FDR control is widely used in genomics, proteomics, and other high-throughput settings where thousands of tests are routine. If you’re testing 10,000 genes and are willing to accept that 5% of your “hits” might be false, Benjamini-Hochberg is the standard choice. If you need to be confident that every single hit is real, as in a confirmatory clinical trial, FWER methods are more appropriate.

Post-Hoc Tests After ANOVA

When comparing group means after a significant ANOVA result, the choice of post-hoc test depends on your study design. Tukey’s HSD test is the most commonly recommended option for unplanned pairwise comparisons. Simulation studies have found it less conservative than alternatives like the Bonferroni or Dunn-Šidák corrections, with lower rates of missed true effects. For unequal sample sizes, the Tukey-Kramer variant should be used instead.

If you’re only comparing several treatment groups to a single control group rather than testing every possible pair, Dunnett’s test is designed specifically for that situation and will give you more power than a general method. Scheffé’s test is the most conservative of the common options but has a useful property: it’s fully consistent with the ANOVA result, meaning a nonsignificant ANOVA will never produce a significant pairwise difference. It’s best suited for studies that test linear combinations of means rather than simple pairwise comparisons.

For nonparametric data where you can’t assume normal distributions, the Dunn procedure and Games-Howell test are commonly used for unplanned comparisons.

A Practical Decision Framework

The decision comes down to three questions. First, are these tests part of the same family? Tests addressing the same overarching question, run on the same dataset, belong together. Tests addressing separate hypotheses that happen to appear in the same paper may not. Second, is this confirmatory or exploratory? Confirmatory work demands correction; exploratory work may not, as long as findings are clearly labeled as preliminary. Third, what’s the cost of a false positive versus a false negative? When a false positive triggers expensive follow-up, regulatory action, or clinical decisions, use FWER control. When missing a true effect is equally costly and you can tolerate some noise, FDR control preserves more power.

Sample size also matters practically. Having more observations per group does more to reduce false negatives than having more groups does to increase them. If you’re planning a study with many comparisons, investing in larger samples per group will help offset the power loss that any correction method introduces.
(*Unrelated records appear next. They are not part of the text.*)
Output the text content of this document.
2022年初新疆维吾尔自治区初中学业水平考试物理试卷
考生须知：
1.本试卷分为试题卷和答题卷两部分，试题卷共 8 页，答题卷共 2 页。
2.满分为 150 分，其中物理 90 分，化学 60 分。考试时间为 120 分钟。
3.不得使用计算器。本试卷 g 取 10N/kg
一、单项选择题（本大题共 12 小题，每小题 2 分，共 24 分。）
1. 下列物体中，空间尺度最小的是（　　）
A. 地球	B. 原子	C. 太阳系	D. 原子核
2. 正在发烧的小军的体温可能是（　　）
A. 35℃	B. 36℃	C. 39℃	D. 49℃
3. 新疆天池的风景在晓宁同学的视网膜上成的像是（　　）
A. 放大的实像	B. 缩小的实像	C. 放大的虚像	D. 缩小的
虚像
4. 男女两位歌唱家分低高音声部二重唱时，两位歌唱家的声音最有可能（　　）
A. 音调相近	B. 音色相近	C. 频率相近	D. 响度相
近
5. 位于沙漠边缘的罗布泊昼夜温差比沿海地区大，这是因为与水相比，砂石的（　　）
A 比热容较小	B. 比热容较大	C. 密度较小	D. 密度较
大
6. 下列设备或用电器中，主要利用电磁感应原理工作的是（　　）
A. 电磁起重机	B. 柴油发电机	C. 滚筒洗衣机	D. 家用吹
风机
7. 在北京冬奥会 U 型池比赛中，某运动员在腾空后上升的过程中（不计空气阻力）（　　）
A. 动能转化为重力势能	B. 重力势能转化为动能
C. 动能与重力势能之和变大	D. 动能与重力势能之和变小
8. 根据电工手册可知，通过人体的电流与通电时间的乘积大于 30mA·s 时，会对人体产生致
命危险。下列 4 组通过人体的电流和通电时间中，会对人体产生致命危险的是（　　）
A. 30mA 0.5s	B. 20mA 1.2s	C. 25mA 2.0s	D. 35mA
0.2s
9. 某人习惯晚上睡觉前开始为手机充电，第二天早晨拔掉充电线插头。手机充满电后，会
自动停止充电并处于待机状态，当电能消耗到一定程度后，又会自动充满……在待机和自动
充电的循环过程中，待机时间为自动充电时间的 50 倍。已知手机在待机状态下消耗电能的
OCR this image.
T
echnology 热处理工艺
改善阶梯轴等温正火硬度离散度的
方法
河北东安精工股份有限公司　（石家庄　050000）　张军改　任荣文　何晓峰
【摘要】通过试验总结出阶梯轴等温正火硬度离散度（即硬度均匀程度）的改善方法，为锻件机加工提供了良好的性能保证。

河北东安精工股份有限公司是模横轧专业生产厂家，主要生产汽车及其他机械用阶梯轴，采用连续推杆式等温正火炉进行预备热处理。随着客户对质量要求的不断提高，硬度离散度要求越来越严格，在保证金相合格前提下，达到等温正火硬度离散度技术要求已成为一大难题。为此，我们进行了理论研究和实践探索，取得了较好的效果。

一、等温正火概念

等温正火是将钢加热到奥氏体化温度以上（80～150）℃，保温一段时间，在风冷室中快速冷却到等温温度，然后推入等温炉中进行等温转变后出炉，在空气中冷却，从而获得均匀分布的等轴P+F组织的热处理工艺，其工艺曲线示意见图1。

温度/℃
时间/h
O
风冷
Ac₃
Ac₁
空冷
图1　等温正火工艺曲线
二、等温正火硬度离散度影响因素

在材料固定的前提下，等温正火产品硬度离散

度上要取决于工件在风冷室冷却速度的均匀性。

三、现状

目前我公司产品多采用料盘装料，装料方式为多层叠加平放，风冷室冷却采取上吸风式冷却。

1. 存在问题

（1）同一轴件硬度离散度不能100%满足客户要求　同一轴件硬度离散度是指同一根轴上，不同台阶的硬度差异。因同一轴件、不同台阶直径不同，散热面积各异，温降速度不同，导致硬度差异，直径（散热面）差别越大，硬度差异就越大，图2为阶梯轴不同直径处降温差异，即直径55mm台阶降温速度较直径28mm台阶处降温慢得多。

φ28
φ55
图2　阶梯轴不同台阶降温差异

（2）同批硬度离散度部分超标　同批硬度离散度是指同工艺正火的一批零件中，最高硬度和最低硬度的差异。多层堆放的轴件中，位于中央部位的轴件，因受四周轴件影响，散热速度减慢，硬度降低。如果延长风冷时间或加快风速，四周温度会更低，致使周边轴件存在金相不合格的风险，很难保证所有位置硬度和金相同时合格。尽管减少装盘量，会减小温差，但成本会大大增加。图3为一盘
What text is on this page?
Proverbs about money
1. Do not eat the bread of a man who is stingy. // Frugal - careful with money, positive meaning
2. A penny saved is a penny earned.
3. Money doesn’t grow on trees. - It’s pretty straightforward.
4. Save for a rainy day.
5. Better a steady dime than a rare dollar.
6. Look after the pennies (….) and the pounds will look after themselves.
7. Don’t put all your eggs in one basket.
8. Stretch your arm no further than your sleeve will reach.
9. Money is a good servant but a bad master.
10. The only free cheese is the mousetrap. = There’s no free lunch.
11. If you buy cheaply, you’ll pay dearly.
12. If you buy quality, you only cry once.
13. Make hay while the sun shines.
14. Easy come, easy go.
One common mistake is applying no correction during analysis and then selectively reporting only the significant results. This is effectively the same as running uncorrected multiple tests, and it inflates false positive rates just as badly. If you test 20 variables and report only the three that reached significance, the reader has no way to evaluate whether those results are real or expected by chance. Transparency about the total number of tests conducted is just as important as the correction method you choose.